Frequently Asked Questions
Which model is more cost-effective, o4 Mini Deep Research or GPT-5 Mini?
GPT-5 Mini is significantly more cost-effective at $2.00 per million output tokens compared to o4 Mini Deep Research, which costs $8.00 per million output tokens. This makes GPT-5 Mini four times cheaper for output tasks, providing a clear advantage in terms of pricing.
How do the performance grades compare between o4 Mini Deep Research and GPT-5 Mini?
GPT-5 Mini has a performance grade of 'Strong,' indicating reliable and robust performance. In contrast, o4 Mini Deep Research has an untested grade, which introduces uncertainty about its capabilities and effectiveness.
Is o4 Mini Deep Research better than GPT-5 Mini?

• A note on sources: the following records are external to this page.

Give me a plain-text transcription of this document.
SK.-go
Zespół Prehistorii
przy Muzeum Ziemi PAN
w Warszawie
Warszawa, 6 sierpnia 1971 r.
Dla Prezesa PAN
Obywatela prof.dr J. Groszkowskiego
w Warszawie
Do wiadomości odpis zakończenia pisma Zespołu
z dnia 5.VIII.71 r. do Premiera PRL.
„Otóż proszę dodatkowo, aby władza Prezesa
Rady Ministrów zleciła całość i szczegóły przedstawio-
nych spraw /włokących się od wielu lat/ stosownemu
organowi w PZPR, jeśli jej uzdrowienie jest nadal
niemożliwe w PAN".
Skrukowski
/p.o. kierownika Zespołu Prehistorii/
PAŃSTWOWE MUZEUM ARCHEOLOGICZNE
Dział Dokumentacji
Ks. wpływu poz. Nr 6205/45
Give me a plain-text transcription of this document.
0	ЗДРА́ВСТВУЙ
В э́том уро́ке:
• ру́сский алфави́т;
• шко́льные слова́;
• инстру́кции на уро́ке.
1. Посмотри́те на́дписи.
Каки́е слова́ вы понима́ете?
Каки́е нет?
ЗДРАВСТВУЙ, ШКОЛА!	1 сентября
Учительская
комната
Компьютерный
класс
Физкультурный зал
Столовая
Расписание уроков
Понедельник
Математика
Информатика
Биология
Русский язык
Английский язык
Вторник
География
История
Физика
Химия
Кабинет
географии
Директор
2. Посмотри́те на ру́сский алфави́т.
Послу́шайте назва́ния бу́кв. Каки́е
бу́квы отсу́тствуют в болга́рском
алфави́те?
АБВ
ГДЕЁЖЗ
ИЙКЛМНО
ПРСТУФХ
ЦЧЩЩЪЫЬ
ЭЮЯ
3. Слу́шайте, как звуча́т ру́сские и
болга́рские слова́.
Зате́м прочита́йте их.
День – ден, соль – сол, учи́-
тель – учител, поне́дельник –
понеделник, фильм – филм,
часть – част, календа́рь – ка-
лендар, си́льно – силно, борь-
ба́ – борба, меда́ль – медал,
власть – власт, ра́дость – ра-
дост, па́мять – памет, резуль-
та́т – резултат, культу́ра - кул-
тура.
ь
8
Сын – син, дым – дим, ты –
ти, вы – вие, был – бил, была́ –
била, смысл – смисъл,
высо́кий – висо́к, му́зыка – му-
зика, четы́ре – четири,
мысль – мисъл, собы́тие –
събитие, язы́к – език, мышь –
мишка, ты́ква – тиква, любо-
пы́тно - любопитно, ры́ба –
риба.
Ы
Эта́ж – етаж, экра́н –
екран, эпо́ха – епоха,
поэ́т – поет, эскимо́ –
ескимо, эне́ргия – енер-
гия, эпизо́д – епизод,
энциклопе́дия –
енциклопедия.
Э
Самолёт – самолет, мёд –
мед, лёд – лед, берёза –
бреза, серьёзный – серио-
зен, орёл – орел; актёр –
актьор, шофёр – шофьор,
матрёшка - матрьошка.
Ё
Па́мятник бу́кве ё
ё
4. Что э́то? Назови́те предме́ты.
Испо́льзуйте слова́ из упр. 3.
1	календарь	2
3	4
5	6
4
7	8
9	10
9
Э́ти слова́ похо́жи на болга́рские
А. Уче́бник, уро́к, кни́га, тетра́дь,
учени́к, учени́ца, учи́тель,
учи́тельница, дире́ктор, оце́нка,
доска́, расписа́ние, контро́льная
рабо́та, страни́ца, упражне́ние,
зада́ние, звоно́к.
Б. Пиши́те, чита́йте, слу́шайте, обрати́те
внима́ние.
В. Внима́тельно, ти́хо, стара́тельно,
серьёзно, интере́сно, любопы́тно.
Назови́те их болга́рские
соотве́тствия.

Based on available data, GPT-5 Mini outperforms o4 Mini Deep Research in both cost and performance grade. GPT-5 Mini is cheaper and has a 'Strong' performance grade, while o4 Mini Deep Research is more expensive and lacks a tested performance grade.
Which model should I choose for budget-conscious projects, o4 Mini Deep Research or GPT-5 Mini?
For budget-conscious projects, GPT-5 Mini is the clear choice due to its lower cost of $2.00 per million output tokens. Additionally, its 'Strong' performance grade ensures that you are not sacrificing quality for cost.